Some studies have shown that running barefoot increases the runner’s efficiency by as much as 4% and reduces run time. Starting in 1960, runners such as the legendary Ethiopian, Ababe Bikilia, began winning Olympic gold medals running without shoes. As long as there have been people running, there have been barefoot runners.
Argument against natural running
Natural running has critics who state that running shoes actually correct running problems and help runners improve their form. They also point out that barefoot running is unsafe because the foot is exposed to cuts, infection and foot injuries.
One of the compromise solutions used by many runners is thin soled shoes.
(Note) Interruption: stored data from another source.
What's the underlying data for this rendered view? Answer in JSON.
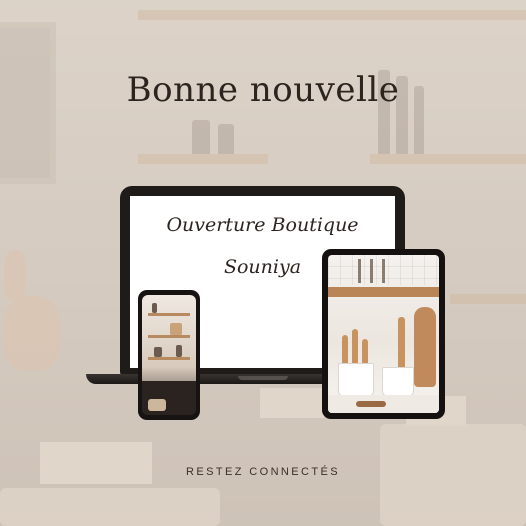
{
  "headline": "Bonne nouvelle",
  "laptop": {
    "line1": "Ouverture Boutique",
    "line2": "Souniya"
  },
  "footer": "RESTEZ CONNECTÉS",
  "colors": {
    "text": "#2c241f",
    "device": "#1f1b19",
    "background": "#d9d0c6"
  }
}
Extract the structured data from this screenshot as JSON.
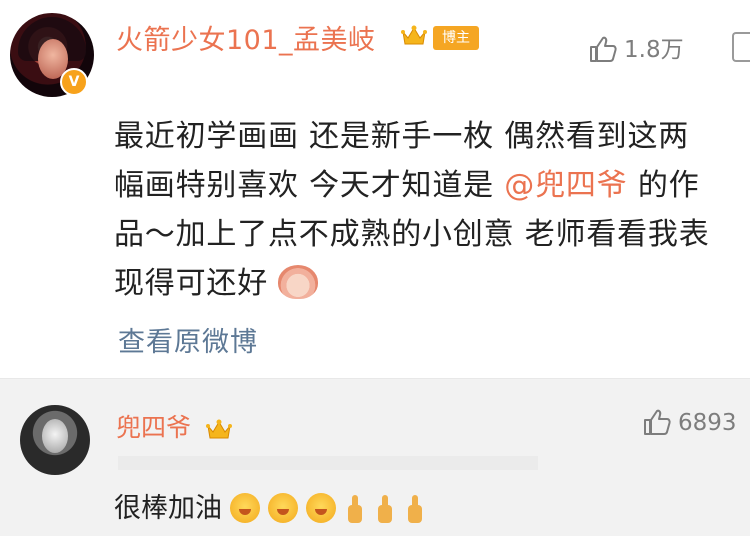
{
  "comment": {
    "author": "火箭少女101_孟美岐",
    "owner_badge": "博主",
    "verified_mark": "V",
    "likes": "1.8万",
    "text_lines": [
      "最近初学画画 还是新手一枚 偶然看到这两",
      "幅画特别喜欢 今天才知道是 ",
      "品～加上了点不成熟的小创意 老师看看我表",
      "现得可还好"
    ],
    "mention": "@兜四爷",
    "mention_after": " 的作",
    "view_original": "查看原微博"
  },
  "reply": {
    "author": "兜四爷",
    "likes": "6893",
    "text": "很棒加油"
  },
  "colors": {
    "name": "#eb7350",
    "link": "#5d7895",
    "badge": "#f5a623",
    "reply_bg": "#f2f2f2"
  },
  "icons": [
    "avatar",
    "verified-v-icon",
    "vip-crown-icon",
    "thumbs-up-icon",
    "more-icon",
    "emoji-bun-icon",
    "emoji-face-icon",
    "emoji-thumb-icon"
  ]
}
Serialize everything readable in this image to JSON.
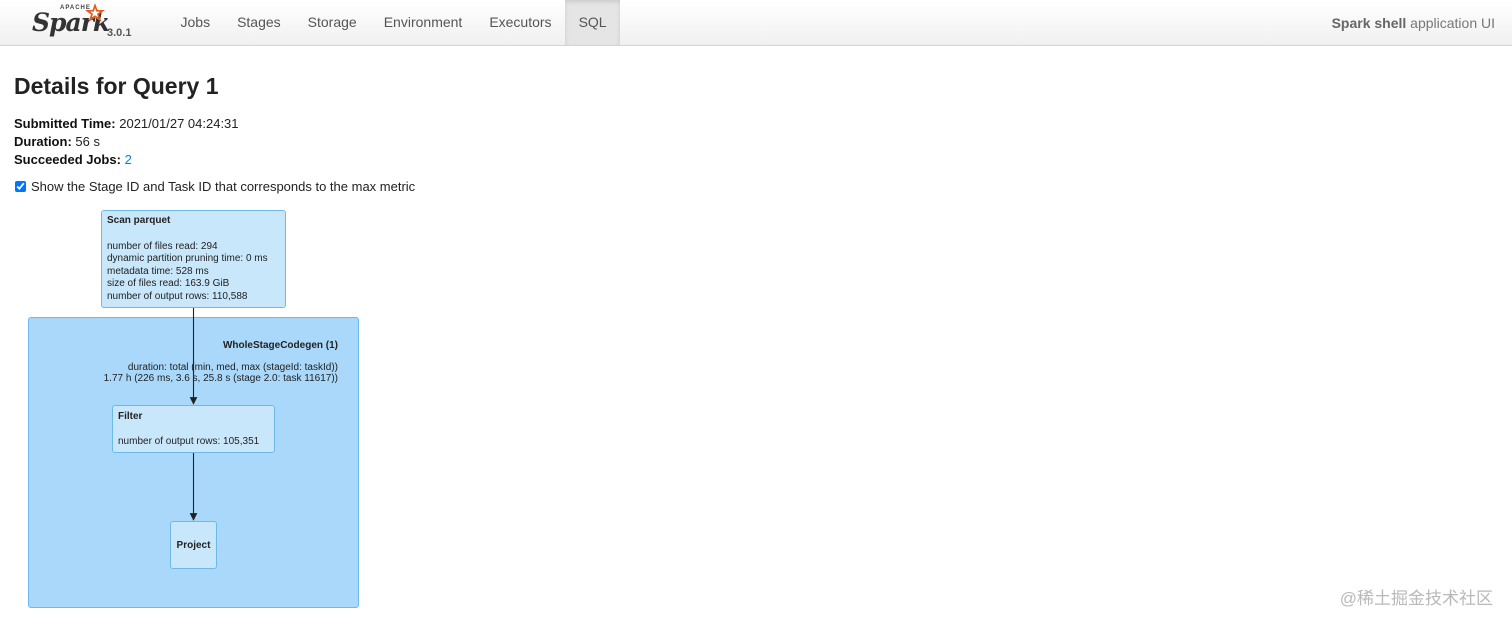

These shoes fit to the form of the fit, including the individual toes and offer some protection to the foot from ground causes injuries.
While the controversy continues and studies are released indicating the benefits and the downside of barefoot running, the trend continues to gain supporters. Proponents are also quick to caution runners who want to transition from running shoes to barefoot running that the move to shoeless takes time and practice. Thin sole shoes are suggested as a good transition tool. Exercising on an elliptical exercise machine is also considered a good way to make the move over time.
Barefoot running isn’t for every runner. Many runners have tried both ways and come back to wearing shoes. Still, running without shoes is described as more natural and grounding by those runners who find it to be the most efficient way to exercise.
About the Author: Erik Smith runs his own fitness blog called Workout Designs and he has been interested in fitness since he was a kid. You can learn more about barefoot running and other fitness related topics on his blog.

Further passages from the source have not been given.